While the meetings were taking place, the storm ended, but not before dropping enough rain to effectively flood the west side of the field. Still, since the rain has ceased, Haynes decides to practice outside rather then move it indoors to the fieldhouse.
While some players quietly question that decision as they emerge from the locker room and notice huge puddles on the field, Archer quietly trots onto the turf at 4:10 p.m.
Archer and the wide receivers take turns catching short passes, then at 4:40, Archer receives the ball on an inside handoff on the first play of a walk-through.
Although players are only wearing shorts and shells (helmets and shoulder pads) during the afternoon session, most of it is spent conducting live drills. The defense once again gets the best of the offense repeatedly. A pass is picked off, a pitch is fumbled and Archer actually shows some frustration when he breaks open a couple times on pass routes but fails to get the ball.
"That's just how I play, I can't help it. I'm a player that likes the ball, and when I don't get the ball -- especially when I'm wide open -- it gets under my skin. But I just gotta keep my composure. I know the ball will find its way to my hands."
After the practice ends, a disappointed Haynes delivers a stern message to the players, questioning their effort, attitude and how much they want it -- a form of the same speech just about every other coach in the country will use at one point or another as a wake-up call during the two-a-day grind.
Later, I overhear the offensive assistant coaches talking about how the unit was sharp in previous practices, but just had 'one of those days' on this day.
"You could definitely tell today was the first two-a-day," said Archer. "It was slow, guys were tired. It was a bad day overall, I'm not gonna lie about it. There's room for improvement, and we've gotta get better starting early tomorrow morning."
Archer is once again first in the cold tub, then the players quickly shower before busing to the student center for dinner.
"(Haynes) mixes up the scenery so we don't have to be at the stadium all day. That's why we have dinner on campus and have meetings in this room, so we're not stuck at the stadium all day. We get different looks."
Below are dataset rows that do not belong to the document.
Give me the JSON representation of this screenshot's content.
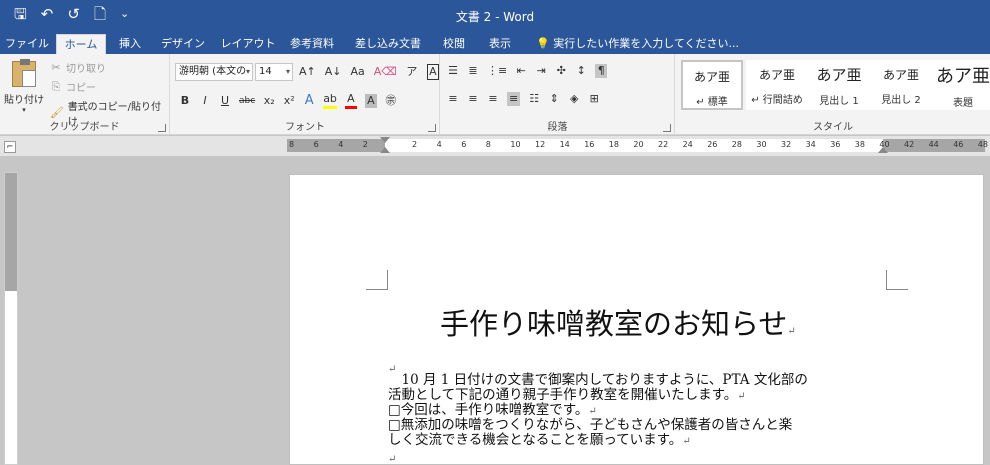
{
  "titlebar": {
    "title": "文書 2 - Word",
    "qat": [
      {
        "name": "save-icon",
        "glyph": "🖫"
      },
      {
        "name": "undo-icon",
        "glyph": "↶"
      },
      {
        "name": "redo-icon",
        "glyph": "↺"
      },
      {
        "name": "new-document-icon",
        "glyph": "🗋"
      },
      {
        "name": "customize-qat-icon",
        "glyph": "⌄"
      }
    ]
  },
  "tabs": [
    "ファイル",
    "ホーム",
    "挿入",
    "デザイン",
    "レイアウト",
    "参考資料",
    "差し込み文書",
    "校閲",
    "表示"
  ],
  "tell_me": "実行したい作業を入力してください...",
  "clipboard": {
    "paste": "貼り付け",
    "cut": "切り取り",
    "copy": "コピー",
    "format_painter": "書式のコピー/貼り付け",
    "label": "クリップボード"
  },
  "font": {
    "name": "游明朝 (本文の",
    "size": "14",
    "label": "フォント",
    "buttons_row1": [
      "A↑",
      "A↓",
      "Aa",
      "A⌫",
      "ア",
      "A"
    ],
    "buttons_row2": [
      "B",
      "I",
      "U",
      "abc",
      "x₂",
      "x²",
      "A",
      "ab",
      "A",
      "A",
      "㊪"
    ]
  },
  "paragraph": {
    "label": "段落"
  },
  "styles": {
    "label": "スタイル",
    "items": [
      {
        "sample": "あア亜",
        "name": "↵ 標準"
      },
      {
        "sample": "あア亜",
        "name": "↵ 行間詰め"
      },
      {
        "sample": "あア亜",
        "name": "見出し 1"
      },
      {
        "sample": "あア亜",
        "name": "見出し 2"
      },
      {
        "sample": "あア亜",
        "name": "表題"
      }
    ]
  },
  "ruler": {
    "ticks": [
      "8",
      "6",
      "4",
      "2",
      "",
      "2",
      "4",
      "6",
      "8",
      "10",
      "12",
      "14",
      "16",
      "18",
      "20",
      "22",
      "24",
      "26",
      "28",
      "30",
      "32",
      "34",
      "36",
      "38",
      "40",
      "42",
      "44",
      "46",
      "48"
    ]
  },
  "document": {
    "title": "手作り味噌教室のお知らせ",
    "lines": [
      "　10 月 1 日付けの文書で御案内しておりますように、PTA 文化部の",
      "活動として下記の通り親子手作り教室を開催いたします。",
      "□今回は、手作り味噌教室です。",
      "□無添加の味噌をつくりながら、子どもさんや保護者の皆さんと楽",
      "しく交流できる機会となることを願っています。"
    ],
    "return_mark": "↵"
  },
  "colors": {
    "brand": "#2b579a",
    "ribbon": "#f3f3f3",
    "highlight_yellow": "#ffff00",
    "font_red": "#ff0000"
  }
}
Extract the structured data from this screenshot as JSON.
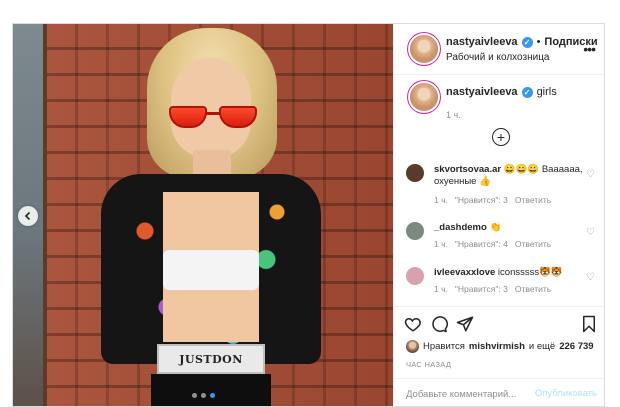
{
  "photo": {
    "belt_text": "JUSTDON",
    "carousel": {
      "count": 3,
      "active_index": 2
    }
  },
  "header": {
    "username": "nastyaivleeva",
    "separator": "•",
    "follow_label": "Подписки",
    "subtitle": "Рабочий и колхозница"
  },
  "caption": {
    "username": "nastyaivleeva",
    "text": "girls",
    "time": "1 ч."
  },
  "comments": [
    {
      "username": "skvortsovaa.ar",
      "text": "😀😀😀 Ваааааа, охуенные 👍",
      "time": "1 ч.",
      "likes": "\"Нравится\": 3",
      "reply": "Ответить",
      "avatar_color": "#5a3a2a"
    },
    {
      "username": "_dashdemo",
      "text": "👏",
      "time": "1 ч.",
      "likes": "\"Нравится\": 4",
      "reply": "Ответить",
      "avatar_color": "#7a8a7e"
    },
    {
      "username": "ivleevaxxlove",
      "text": "iconsssss🐯🐯",
      "time": "1 ч.",
      "likes": "\"Нравится\": 3",
      "reply": "Ответить",
      "avatar_color": "#d9a0b0"
    }
  ],
  "actions": {
    "likes_prefix": "Нравится",
    "likes_user": "mishvirmish",
    "likes_middle": "и ещё",
    "likes_count": "226 739",
    "time_ago": "ЧАС НАЗАД"
  },
  "comment_box": {
    "placeholder": "Добавьте комментарий...",
    "publish_label": "Опубликовать"
  },
  "colors": {
    "accent_blue": "#3897f0",
    "publish_disabled": "#b2dffc",
    "muted_text": "#8e8e8e",
    "border": "#dbdbdb"
  }
}
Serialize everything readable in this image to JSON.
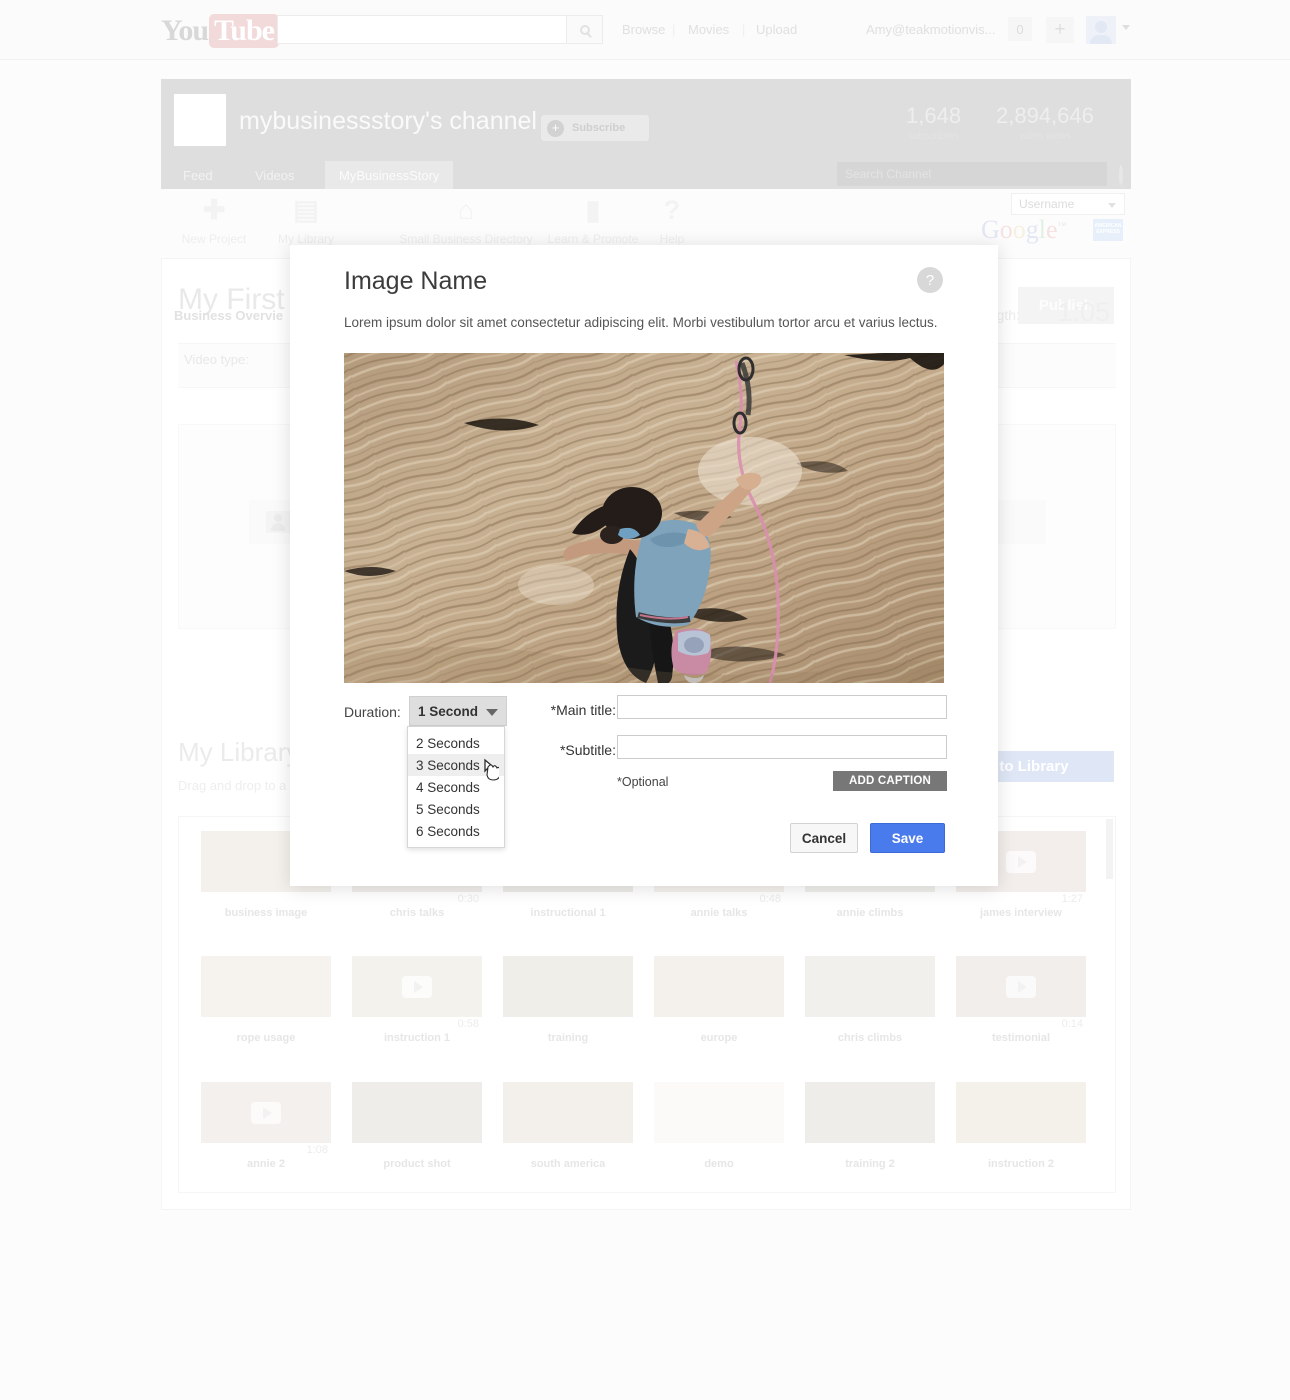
{
  "youtube_header": {
    "logo_you": "You",
    "logo_tube": "Tube",
    "search_placeholder": "",
    "search_icon": "search-icon",
    "nav": [
      "Browse",
      "Movies",
      "Upload"
    ],
    "divider": "|",
    "account": "Amy@teakmotionvis...",
    "notification_count": "0",
    "add_label": "+",
    "avatar_icon": "user-avatar-icon",
    "caret_icon": "chevron-down-icon"
  },
  "channel": {
    "title": "mybusinessstory's channel",
    "subscribe_label": "Subscribe",
    "subscribe_plus": "+",
    "subscribers_count": "1,648",
    "subscribers_label": "subscribers",
    "views_count": "2,894,646",
    "views_label": "video views",
    "tabs": [
      "Feed",
      "Videos",
      "MyBusinessStory"
    ],
    "active_tab": "MyBusinessStory",
    "search_placeholder": "Search Channel"
  },
  "app_toolbar": {
    "items": [
      {
        "label": "New Project",
        "icon": "plus-icon",
        "glyph": "✚"
      },
      {
        "label": "My Library",
        "icon": "library-icon",
        "glyph": "▤"
      },
      {
        "label": "Small Business Directory",
        "icon": "storefront-icon",
        "glyph": "⌂"
      },
      {
        "label": "Learn & Promote",
        "icon": "book-icon",
        "glyph": "▮"
      },
      {
        "label": "Help",
        "icon": "question-icon",
        "glyph": "?"
      }
    ],
    "username_label": "Username",
    "username_caret": "chevron-down-icon",
    "google_logo": [
      "G",
      "o",
      "o",
      "g",
      "l",
      "e"
    ],
    "google_tm": "™",
    "amex_line1": "AMERICAN",
    "amex_line2": "EXPRESS"
  },
  "project": {
    "title": "My First",
    "publish_label": "Publish",
    "video_type_label": "Video type:",
    "video_type_value": "Business Overvie",
    "length_label": "length:",
    "length_value": "1:05"
  },
  "library": {
    "heading": "My Library",
    "subtext": "Drag and drop to a",
    "add_button": "to Library",
    "items": [
      {
        "caption": "business image",
        "duration": "",
        "has_play": false
      },
      {
        "caption": "chris talks",
        "duration": "0:30",
        "has_play": false
      },
      {
        "caption": "instructional 1",
        "duration": "",
        "has_play": false
      },
      {
        "caption": "annie talks",
        "duration": "0:48",
        "has_play": false
      },
      {
        "caption": "annie climbs",
        "duration": "",
        "has_play": false
      },
      {
        "caption": "james interview",
        "duration": "1:27",
        "has_play": true
      },
      {
        "caption": "rope usage",
        "duration": "",
        "has_play": false
      },
      {
        "caption": "instruction 1",
        "duration": "0:58",
        "has_play": true
      },
      {
        "caption": "training",
        "duration": "",
        "has_play": false
      },
      {
        "caption": "europe",
        "duration": "",
        "has_play": false
      },
      {
        "caption": "chris climbs",
        "duration": "",
        "has_play": false
      },
      {
        "caption": "testimonial",
        "duration": "0:14",
        "has_play": true
      },
      {
        "caption": "annie 2",
        "duration": "1:08",
        "has_play": true
      },
      {
        "caption": "product shot",
        "duration": "",
        "has_play": false
      },
      {
        "caption": "south america",
        "duration": "",
        "has_play": false
      },
      {
        "caption": "demo",
        "duration": "",
        "has_play": false
      },
      {
        "caption": "training 2",
        "duration": "",
        "has_play": false
      },
      {
        "caption": "instruction 2",
        "duration": "",
        "has_play": false
      }
    ]
  },
  "modal": {
    "title": "Image Name",
    "help_icon": "question-mark-icon",
    "help_glyph": "?",
    "description": "Lorem ipsum dolor sit amet consectetur adipiscing elit. Morbi vestibulum tortor arcu et varius lectus.",
    "image_alt": "rock-climber-photo",
    "duration_label": "Duration:",
    "duration_selected": "1 Second",
    "duration_options": [
      "2 Seconds",
      "3 Seconds",
      "4 Seconds",
      "5 Seconds",
      "6 Seconds"
    ],
    "duration_highlighted": "3 Seconds",
    "main_title_label": "*Main title:",
    "main_title_value": "",
    "subtitle_label": "*Subtitle:",
    "subtitle_value": "",
    "optional_note": "*Optional",
    "add_caption_label": "ADD CAPTION",
    "cancel_label": "Cancel",
    "save_label": "Save",
    "save_color": "#4a7bec"
  }
}
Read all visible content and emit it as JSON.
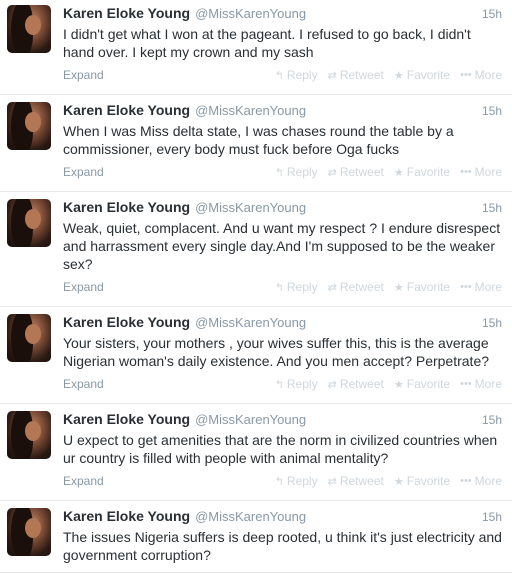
{
  "tweets": [
    {
      "name": "Karen Eloke Young",
      "handle": "@MissKarenYoung",
      "time": "15h",
      "text": "I didn't get what I won at the pageant. I refused to go back, I didn't hand over. I kept my crown and my sash",
      "expand": "Expand"
    },
    {
      "name": "Karen Eloke Young",
      "handle": "@MissKarenYoung",
      "time": "15h",
      "text": "When I was Miss delta state, I was chases round the table by a commissioner, every body must fuck before Oga fucks",
      "expand": "Expand"
    },
    {
      "name": "Karen Eloke Young",
      "handle": "@MissKarenYoung",
      "time": "15h",
      "text": "Weak, quiet, complacent. And u want my respect ? I endure disrespect and harrassment every single day.And I'm supposed to be the weaker sex?",
      "expand": "Expand"
    },
    {
      "name": "Karen Eloke Young",
      "handle": "@MissKarenYoung",
      "time": "15h",
      "text": "Your sisters, your mothers , your wives suffer this, this is the average Nigerian woman's daily existence. And you men accept? Perpetrate?",
      "expand": "Expand"
    },
    {
      "name": "Karen Eloke Young",
      "handle": "@MissKarenYoung",
      "time": "15h",
      "text": "U expect to get amenities that are the norm in civilized countries when ur country is filled with people with animal mentality?",
      "expand": "Expand"
    },
    {
      "name": "Karen Eloke Young",
      "handle": "@MissKarenYoung",
      "time": "15h",
      "text": "The issues Nigeria suffers is deep rooted, u think it's just electricity and government corruption?",
      "expand": ""
    }
  ],
  "actions": {
    "reply": "Reply",
    "retweet": "Retweet",
    "favorite": "Favorite",
    "more": "More"
  },
  "icons": {
    "reply": "reply-icon",
    "retweet": "retweet-icon",
    "favorite": "star-icon",
    "more": "dots-icon"
  },
  "colors": {
    "name": "#292f33",
    "meta": "#8899a6",
    "action": "#cfd7dc",
    "divider": "#e8e8e8"
  }
}
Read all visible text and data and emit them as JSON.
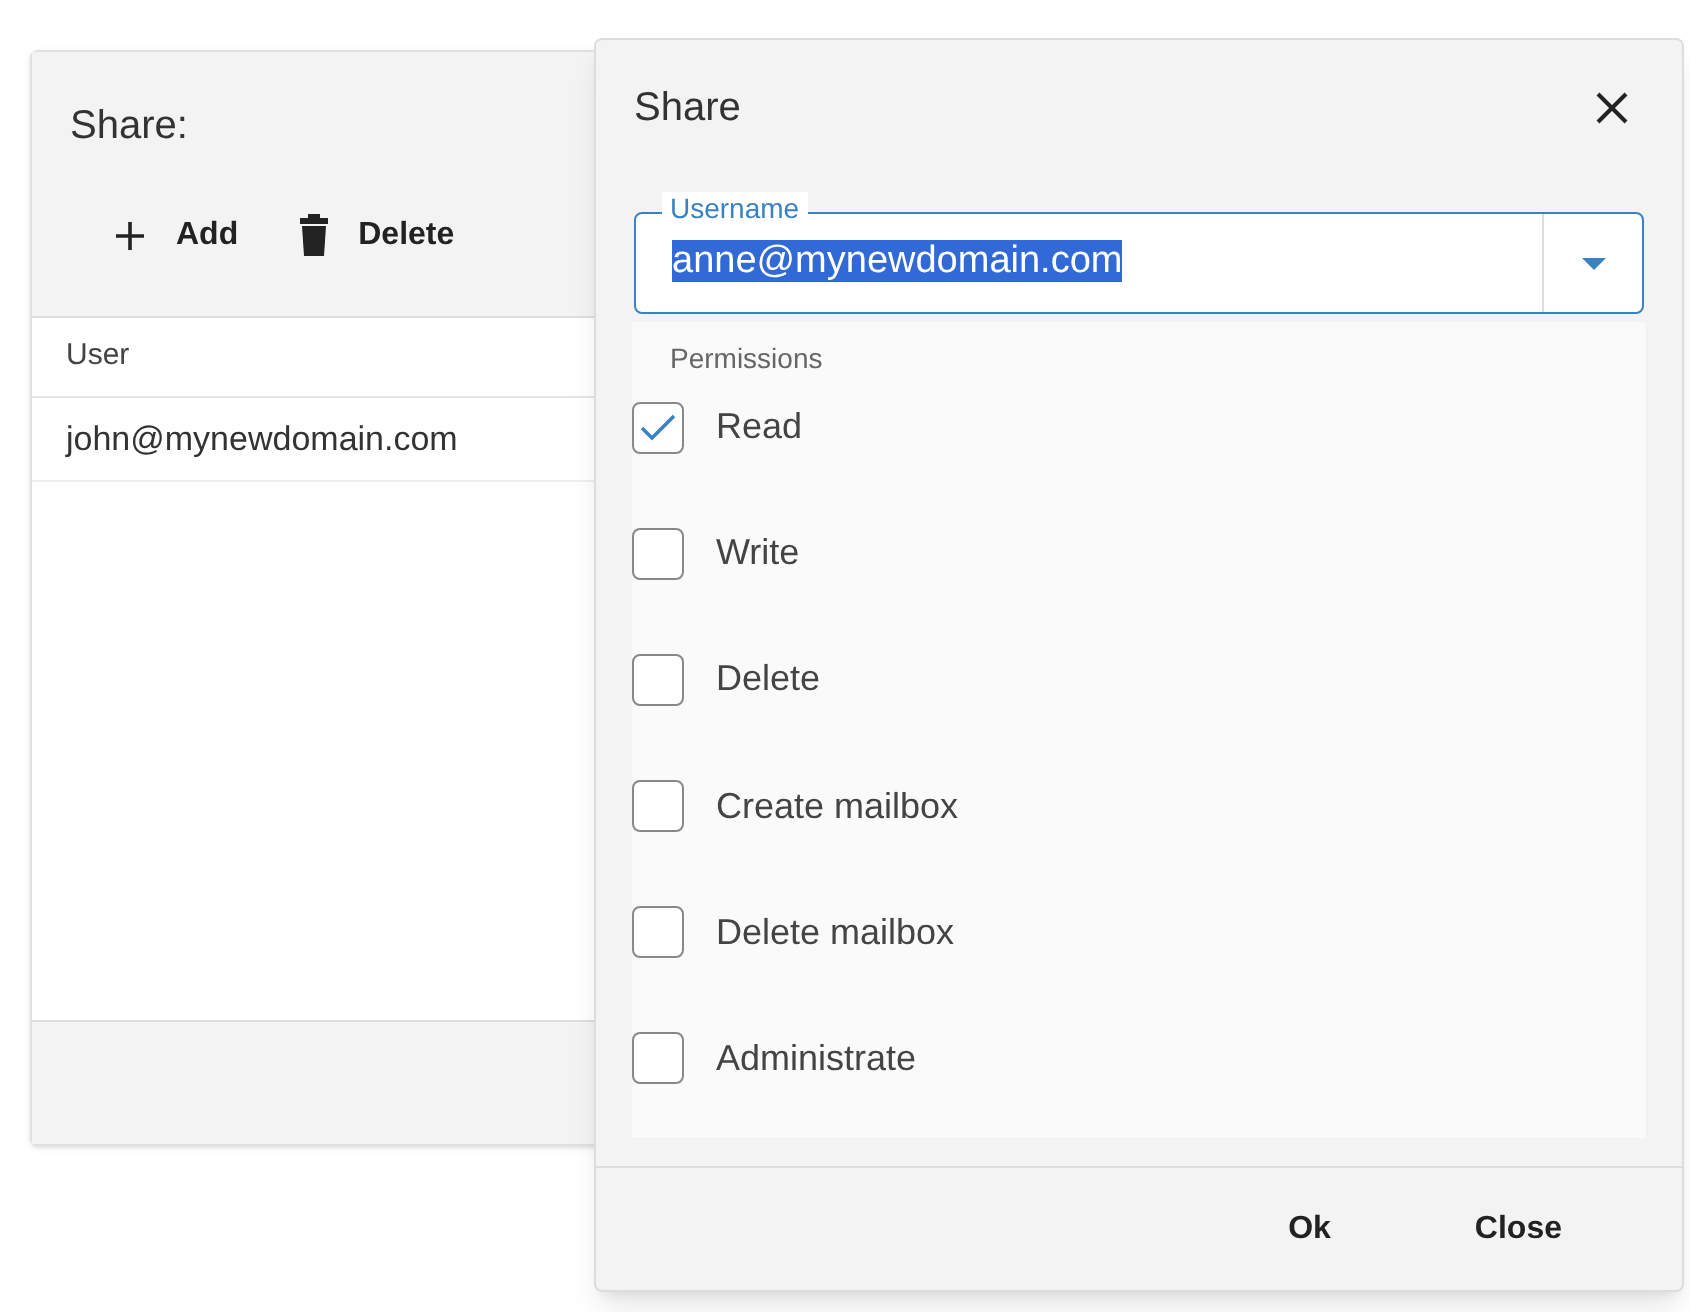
{
  "background_panel": {
    "title": "Share:",
    "toolbar": [
      {
        "kind": "add",
        "label": "Add"
      },
      {
        "kind": "delete",
        "label": "Delete"
      }
    ],
    "table": {
      "columns": [
        "User"
      ],
      "rows": [
        [
          "john@mynewdomain.com"
        ]
      ]
    }
  },
  "dialog": {
    "title": "Share",
    "username": {
      "label": "Username",
      "value": "anne@mynewdomain.com",
      "text_selected": true
    },
    "permissions_label": "Permissions",
    "permissions": [
      {
        "label": "Read",
        "checked": true
      },
      {
        "label": "Write",
        "checked": false
      },
      {
        "label": "Delete",
        "checked": false
      },
      {
        "label": "Create mailbox",
        "checked": false
      },
      {
        "label": "Delete mailbox",
        "checked": false
      },
      {
        "label": "Administrate",
        "checked": false
      }
    ],
    "buttons": [
      "Ok",
      "Close"
    ]
  }
}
In the chow line, Archer spends several minutes picking a plateful of individual pineapple chunks out of a huge fruit salad. Some players don't really like it and whisper about it, others joke directly with Archer about it, but they all decide they're not challenging their beloved Heisman candidate over pineapple chunks.
After dinner, the entire team heads to the M.A.C. Center Annex for one final meeting. Haynes conducts these team meetings every night of camp, and they all feature guest speakers and lectures/speeches from coaches and players.
The guest speaker on this night is Logan Vance, a member of the 2nd Ranger Battalion -- a special operations light infantry unit of the United States Army -- who is now a student at Kent State. Haynes names all of his special teams units after military units and loves to have guest speakers from the military address his players.
Vance, who fought in Afghanistan and Iraq, talks to the team about being a professional at all times and striving to be the best at what you choose to do.
"(Previous head coach Darrell) Hazell had speakers too. That definitely helps, getting words from a lot of different people. It hits everyone deep. I think it's very useful."
Assistant coaches then lecture on two-minute offense/defense, then the meeting ends with touching senior speeches by quarterback David Fisher, defensive back Fabrice Pratt and center Phil Huff. Archer will give his senior speech next week.
I catch up with Archer one last time before he trudges off to his room to rest up for yet another grueling day that will start in less than eight hours.
"It's always good to end the day, knowing you have another (long) day tomorrow. But I feel good. I'll get some rest and hit the field running full speed tomorrow morning."